By John M. Glionna, Los Angeles Times

SEOUL, South Korea — Like the Soviet Union during the Cold War, North Korea plays out its politics out almost exclusively behind iron gates, leaving the outside world to speculate based on such evidence as a person’s placement or fashions in photos of official state functions.

The enduring secrecy is no small feat at a time of drone and satellite surveillance in a nation with the planet’s most wired nation, South Korea, at its doorstep.

After of North Korean leader Kim Jong Il’s death earlier this month, government-watchers are left to grasp at tea leaves to predict the machinations of change as Kim’s chosen successor and youngest son, Kim Jong Un, seeks to shore up support among the military to begin the Kim family’s third generation of power,

On Sunday, North Korean state-run television aired video of the insider who is expect to guide the youngest Kim in the first and most fragile period of his reign. Jang Song Taek, Kim Jong Un’s uncle, was shown wearing a military uniform with a general’s insignia, hinting at what many assume to be his emerging role as a go-between with the nation’s powerful military generals.

Jang was paying his respects to Kim Jong Il, whose body lies in state at Pyongyang’s Kumsusan Memorial Palace before a lavish government funeral on Wednesday.

The appearance was the first time Jang was seen in public in military uniform, according to officials from Seoul’s Unification Ministry.

As internal leadership developments progressed in Pyongyang, Japanese Prime Minister Yoshihiko Noda arrived in Beijing on Sunday to meet with Chinese officials about how to ensure stability in North Korea.

“I would like to exchange views and information in detail so as to avert a harmful effect on peace and stability on the Korean peninsula,” Noda said before leaving Tokyo.

In Pyongyang, there have been other subtle signs of a new era of leadership. State media has encouraged citizens to begin referring to Kim Jong Un with the title of “supreme leader of the revolutionary armed forces” as he begins to appear out of the shadow of his father.

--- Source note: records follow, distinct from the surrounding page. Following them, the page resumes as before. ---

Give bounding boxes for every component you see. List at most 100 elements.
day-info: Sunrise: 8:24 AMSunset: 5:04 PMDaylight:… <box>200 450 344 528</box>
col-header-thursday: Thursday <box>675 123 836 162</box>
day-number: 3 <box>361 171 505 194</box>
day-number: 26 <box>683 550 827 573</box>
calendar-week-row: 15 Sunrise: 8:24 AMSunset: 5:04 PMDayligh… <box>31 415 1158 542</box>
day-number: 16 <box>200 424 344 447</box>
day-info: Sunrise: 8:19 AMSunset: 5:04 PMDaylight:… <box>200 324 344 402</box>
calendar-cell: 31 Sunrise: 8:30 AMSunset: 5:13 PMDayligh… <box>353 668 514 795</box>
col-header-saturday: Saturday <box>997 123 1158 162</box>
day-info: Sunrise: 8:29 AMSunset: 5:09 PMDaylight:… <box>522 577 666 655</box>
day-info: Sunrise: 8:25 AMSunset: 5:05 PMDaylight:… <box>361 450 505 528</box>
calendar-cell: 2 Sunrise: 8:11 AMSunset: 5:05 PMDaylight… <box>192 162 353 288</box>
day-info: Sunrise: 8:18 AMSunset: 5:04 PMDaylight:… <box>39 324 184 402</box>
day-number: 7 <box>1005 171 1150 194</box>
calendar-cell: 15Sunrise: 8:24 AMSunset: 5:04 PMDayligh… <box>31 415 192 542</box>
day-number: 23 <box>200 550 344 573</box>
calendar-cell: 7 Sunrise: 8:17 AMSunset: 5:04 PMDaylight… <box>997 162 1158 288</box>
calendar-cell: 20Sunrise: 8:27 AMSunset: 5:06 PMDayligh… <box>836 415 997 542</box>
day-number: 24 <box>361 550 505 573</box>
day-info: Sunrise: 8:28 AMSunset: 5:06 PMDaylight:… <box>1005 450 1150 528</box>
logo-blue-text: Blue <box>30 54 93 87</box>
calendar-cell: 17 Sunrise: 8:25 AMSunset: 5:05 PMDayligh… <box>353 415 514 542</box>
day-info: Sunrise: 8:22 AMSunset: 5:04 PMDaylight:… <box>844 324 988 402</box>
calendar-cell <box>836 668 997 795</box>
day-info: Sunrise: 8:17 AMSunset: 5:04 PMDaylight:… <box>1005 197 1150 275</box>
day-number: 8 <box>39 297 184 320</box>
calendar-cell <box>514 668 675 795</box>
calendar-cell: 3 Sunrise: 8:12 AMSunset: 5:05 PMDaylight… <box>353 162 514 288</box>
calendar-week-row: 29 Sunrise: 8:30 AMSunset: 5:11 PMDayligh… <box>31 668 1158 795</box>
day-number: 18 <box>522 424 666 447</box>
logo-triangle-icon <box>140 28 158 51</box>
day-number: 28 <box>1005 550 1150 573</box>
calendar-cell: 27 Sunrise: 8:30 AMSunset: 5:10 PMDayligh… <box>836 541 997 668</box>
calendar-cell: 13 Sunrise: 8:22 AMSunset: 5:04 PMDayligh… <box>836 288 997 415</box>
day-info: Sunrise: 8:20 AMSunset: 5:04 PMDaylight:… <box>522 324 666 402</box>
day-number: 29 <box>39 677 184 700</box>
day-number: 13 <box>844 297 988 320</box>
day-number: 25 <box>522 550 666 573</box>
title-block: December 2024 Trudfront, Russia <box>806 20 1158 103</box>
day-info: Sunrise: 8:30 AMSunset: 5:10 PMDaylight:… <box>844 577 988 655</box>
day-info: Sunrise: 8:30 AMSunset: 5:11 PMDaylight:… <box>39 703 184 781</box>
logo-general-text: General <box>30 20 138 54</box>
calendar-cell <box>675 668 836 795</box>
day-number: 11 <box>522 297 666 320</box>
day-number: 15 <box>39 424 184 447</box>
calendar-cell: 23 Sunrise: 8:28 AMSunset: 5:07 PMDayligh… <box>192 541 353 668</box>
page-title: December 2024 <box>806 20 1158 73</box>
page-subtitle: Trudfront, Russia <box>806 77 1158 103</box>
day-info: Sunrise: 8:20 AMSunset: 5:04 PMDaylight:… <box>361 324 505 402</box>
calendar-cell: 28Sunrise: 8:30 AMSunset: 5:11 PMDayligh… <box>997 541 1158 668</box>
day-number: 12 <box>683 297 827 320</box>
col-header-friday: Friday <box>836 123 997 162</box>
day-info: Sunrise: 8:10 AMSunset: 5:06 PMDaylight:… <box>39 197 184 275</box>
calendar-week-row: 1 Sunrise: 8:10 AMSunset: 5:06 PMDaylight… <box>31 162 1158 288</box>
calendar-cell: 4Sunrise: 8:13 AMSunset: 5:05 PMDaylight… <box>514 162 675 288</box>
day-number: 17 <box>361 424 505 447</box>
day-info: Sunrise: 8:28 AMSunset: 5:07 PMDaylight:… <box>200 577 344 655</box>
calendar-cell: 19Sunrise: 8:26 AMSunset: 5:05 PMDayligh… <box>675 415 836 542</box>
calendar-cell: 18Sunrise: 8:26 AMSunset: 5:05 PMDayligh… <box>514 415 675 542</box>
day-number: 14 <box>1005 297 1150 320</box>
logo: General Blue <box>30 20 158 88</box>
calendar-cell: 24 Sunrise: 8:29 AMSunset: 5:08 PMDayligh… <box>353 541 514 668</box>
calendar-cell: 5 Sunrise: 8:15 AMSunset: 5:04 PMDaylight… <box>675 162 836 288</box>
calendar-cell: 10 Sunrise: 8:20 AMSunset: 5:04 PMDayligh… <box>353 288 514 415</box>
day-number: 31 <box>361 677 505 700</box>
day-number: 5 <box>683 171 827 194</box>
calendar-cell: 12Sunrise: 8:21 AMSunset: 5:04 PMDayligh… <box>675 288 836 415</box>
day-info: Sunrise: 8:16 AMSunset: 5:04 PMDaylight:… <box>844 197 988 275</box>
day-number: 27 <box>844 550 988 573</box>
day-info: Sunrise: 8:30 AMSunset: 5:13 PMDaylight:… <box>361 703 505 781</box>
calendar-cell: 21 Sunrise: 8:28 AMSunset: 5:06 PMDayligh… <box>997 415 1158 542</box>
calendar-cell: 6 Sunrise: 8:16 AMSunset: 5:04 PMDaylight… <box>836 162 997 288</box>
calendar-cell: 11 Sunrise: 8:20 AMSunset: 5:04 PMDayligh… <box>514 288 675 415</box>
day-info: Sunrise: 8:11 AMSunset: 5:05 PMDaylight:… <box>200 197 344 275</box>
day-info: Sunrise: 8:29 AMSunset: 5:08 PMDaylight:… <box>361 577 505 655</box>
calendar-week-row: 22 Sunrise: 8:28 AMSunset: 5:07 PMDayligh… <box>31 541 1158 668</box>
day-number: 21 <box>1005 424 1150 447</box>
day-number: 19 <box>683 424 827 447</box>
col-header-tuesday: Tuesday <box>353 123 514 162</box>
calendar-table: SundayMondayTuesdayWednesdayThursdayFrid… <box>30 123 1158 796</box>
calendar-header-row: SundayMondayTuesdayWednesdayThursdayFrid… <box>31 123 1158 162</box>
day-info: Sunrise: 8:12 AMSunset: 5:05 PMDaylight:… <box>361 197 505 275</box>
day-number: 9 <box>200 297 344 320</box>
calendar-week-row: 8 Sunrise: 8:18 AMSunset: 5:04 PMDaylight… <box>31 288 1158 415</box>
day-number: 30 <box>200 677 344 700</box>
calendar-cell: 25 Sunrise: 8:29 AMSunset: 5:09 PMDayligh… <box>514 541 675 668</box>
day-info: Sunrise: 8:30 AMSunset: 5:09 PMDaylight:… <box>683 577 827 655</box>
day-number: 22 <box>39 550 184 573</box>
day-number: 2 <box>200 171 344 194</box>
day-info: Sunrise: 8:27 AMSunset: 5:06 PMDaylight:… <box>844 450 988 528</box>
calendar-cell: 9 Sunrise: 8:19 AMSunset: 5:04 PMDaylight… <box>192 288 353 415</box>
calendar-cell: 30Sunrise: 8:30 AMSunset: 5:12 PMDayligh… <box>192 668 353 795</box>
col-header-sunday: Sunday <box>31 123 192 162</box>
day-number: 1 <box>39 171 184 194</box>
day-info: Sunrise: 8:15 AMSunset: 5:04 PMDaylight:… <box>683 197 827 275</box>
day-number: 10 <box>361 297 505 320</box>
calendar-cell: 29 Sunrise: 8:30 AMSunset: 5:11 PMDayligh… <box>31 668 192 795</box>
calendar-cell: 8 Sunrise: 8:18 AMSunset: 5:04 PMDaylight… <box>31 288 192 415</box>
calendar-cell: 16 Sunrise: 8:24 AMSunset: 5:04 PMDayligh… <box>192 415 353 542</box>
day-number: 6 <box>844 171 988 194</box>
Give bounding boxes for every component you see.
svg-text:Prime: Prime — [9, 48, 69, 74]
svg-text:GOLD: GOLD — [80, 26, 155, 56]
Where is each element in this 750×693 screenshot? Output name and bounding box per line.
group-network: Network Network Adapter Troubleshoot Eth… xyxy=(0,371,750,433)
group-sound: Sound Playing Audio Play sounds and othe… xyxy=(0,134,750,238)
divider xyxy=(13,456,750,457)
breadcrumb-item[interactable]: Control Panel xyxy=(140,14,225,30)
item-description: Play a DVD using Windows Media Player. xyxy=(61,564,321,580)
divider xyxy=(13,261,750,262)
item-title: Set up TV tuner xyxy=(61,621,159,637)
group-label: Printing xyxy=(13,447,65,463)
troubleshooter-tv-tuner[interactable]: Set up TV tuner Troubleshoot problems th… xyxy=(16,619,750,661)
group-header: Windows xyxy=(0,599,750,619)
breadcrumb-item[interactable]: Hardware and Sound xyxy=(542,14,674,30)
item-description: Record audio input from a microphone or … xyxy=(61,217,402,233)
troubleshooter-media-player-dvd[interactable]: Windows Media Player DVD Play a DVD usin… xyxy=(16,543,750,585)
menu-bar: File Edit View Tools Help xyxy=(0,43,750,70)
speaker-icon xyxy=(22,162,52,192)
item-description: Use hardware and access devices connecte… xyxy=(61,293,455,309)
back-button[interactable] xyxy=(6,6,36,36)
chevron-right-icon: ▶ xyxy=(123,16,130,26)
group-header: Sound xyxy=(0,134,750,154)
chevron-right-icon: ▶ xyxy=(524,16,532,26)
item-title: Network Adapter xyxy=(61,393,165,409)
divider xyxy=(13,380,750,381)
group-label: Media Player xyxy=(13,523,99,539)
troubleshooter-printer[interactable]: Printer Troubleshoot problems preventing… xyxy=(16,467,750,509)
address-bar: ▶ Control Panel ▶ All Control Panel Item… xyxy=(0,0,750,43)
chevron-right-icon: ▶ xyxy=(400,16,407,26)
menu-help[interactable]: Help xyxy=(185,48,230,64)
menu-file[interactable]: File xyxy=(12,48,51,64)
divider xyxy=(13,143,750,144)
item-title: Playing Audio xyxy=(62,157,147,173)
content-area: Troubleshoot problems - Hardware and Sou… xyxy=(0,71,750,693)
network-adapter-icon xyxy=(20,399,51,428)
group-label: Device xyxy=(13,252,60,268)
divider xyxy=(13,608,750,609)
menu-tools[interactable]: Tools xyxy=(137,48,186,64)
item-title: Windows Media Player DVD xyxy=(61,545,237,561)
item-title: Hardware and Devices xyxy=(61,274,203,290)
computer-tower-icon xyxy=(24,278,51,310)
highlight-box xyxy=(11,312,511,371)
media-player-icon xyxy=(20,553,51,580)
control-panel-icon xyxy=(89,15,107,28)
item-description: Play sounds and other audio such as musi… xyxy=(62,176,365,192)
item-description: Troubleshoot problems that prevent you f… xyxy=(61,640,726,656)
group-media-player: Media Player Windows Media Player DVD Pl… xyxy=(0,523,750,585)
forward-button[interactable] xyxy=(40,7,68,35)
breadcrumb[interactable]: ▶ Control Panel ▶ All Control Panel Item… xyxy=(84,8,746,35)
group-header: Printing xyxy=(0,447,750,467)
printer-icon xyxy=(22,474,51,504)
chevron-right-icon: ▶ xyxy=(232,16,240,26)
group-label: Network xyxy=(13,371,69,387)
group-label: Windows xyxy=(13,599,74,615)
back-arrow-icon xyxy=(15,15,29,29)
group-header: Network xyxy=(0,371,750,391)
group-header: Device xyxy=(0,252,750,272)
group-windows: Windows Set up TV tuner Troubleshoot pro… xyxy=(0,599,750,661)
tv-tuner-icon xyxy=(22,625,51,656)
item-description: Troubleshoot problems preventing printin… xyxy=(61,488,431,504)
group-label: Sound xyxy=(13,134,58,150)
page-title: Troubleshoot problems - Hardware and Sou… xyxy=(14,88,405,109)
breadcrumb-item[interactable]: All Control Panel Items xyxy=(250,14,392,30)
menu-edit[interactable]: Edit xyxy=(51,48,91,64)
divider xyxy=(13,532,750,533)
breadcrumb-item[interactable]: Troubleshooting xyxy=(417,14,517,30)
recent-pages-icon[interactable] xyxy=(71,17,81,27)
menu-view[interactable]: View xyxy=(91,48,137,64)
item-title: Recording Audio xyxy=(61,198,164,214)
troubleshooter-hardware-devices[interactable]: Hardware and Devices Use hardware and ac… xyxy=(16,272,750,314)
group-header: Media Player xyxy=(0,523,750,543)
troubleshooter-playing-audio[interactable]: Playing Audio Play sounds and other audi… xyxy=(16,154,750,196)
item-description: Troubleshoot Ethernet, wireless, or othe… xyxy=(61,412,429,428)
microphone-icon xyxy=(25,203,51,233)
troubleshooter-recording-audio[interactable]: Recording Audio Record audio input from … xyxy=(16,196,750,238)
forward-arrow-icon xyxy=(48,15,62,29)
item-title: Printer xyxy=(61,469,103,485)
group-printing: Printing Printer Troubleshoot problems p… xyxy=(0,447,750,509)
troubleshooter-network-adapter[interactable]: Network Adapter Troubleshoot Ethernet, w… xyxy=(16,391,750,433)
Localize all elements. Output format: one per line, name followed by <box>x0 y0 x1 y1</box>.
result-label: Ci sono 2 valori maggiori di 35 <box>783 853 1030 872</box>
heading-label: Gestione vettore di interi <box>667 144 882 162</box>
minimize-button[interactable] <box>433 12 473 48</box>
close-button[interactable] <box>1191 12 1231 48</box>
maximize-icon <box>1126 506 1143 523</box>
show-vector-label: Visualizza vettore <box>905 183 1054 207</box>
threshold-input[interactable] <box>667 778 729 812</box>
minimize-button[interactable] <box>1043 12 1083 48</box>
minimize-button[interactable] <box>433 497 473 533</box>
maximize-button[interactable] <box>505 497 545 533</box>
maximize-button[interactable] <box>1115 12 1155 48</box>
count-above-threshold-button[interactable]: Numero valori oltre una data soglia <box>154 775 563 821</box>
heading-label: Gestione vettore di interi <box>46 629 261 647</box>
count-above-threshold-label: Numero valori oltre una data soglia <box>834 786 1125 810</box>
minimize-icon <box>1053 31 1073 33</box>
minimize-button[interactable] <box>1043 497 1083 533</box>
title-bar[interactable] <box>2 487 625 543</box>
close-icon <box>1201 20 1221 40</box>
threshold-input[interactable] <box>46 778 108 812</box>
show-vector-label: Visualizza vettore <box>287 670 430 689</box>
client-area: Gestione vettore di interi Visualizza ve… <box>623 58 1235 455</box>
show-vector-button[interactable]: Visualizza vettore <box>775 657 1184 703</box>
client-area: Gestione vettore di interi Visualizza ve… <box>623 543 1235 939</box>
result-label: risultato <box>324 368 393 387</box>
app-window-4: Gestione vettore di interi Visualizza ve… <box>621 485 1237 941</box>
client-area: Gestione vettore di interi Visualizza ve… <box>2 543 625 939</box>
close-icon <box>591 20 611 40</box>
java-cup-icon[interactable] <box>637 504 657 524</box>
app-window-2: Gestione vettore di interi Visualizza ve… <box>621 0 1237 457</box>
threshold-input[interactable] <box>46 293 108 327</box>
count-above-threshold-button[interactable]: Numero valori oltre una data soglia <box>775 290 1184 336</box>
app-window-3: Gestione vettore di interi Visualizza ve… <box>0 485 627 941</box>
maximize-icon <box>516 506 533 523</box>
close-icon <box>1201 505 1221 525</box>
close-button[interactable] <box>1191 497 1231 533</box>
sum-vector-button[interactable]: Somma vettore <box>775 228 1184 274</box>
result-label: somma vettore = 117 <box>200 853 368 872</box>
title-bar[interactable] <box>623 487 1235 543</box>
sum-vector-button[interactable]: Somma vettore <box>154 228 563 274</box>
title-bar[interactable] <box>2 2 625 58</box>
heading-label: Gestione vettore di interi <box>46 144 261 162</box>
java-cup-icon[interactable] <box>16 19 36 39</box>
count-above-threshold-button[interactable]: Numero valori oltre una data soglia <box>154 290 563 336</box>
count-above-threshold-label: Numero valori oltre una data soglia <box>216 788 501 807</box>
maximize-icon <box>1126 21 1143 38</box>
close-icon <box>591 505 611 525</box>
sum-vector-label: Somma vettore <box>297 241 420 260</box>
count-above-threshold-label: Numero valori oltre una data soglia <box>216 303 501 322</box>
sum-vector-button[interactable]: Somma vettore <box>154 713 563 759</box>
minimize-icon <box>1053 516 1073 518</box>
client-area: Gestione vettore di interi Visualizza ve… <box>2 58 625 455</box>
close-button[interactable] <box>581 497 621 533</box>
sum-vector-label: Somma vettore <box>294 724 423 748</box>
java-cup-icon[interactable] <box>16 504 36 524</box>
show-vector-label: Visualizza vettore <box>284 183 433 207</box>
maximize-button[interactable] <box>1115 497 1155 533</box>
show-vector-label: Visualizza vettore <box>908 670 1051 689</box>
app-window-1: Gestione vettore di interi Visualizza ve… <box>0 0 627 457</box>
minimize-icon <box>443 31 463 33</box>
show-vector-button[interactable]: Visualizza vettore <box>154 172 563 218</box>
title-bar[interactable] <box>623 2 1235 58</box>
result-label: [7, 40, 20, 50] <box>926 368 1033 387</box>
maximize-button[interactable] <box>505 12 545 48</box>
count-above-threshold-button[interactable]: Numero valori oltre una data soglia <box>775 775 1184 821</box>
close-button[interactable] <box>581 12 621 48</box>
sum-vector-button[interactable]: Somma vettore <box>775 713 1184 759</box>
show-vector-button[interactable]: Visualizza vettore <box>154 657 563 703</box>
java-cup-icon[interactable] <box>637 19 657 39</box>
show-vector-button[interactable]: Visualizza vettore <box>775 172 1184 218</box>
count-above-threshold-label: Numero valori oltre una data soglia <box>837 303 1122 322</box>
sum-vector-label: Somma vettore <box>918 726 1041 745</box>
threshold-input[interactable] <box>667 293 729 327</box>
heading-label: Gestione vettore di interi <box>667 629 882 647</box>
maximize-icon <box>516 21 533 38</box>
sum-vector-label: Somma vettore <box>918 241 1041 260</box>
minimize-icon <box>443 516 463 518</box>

Jang and his wife, Kim Hyong Hui, are most certain to become critical players in both the short and long run, many say.

Kim, the daughter of the Communist nation’s founder, Kim Il Sung, is already a high-ranking Workers’ Party official,and Jang is a vice chairman of the powerful national Defense Commission. South Korean intelligence experts predict that new key posts will soon become bestowed on the two.

Both are 65, more than twice the age of the new North Korean leader, who many suspect is 28. In a Confucian culture where age demands respect, many say the two will lend credibility to the young Kim.

Within the North Korean leadership, titles are among the clues to a political player’s rising importance.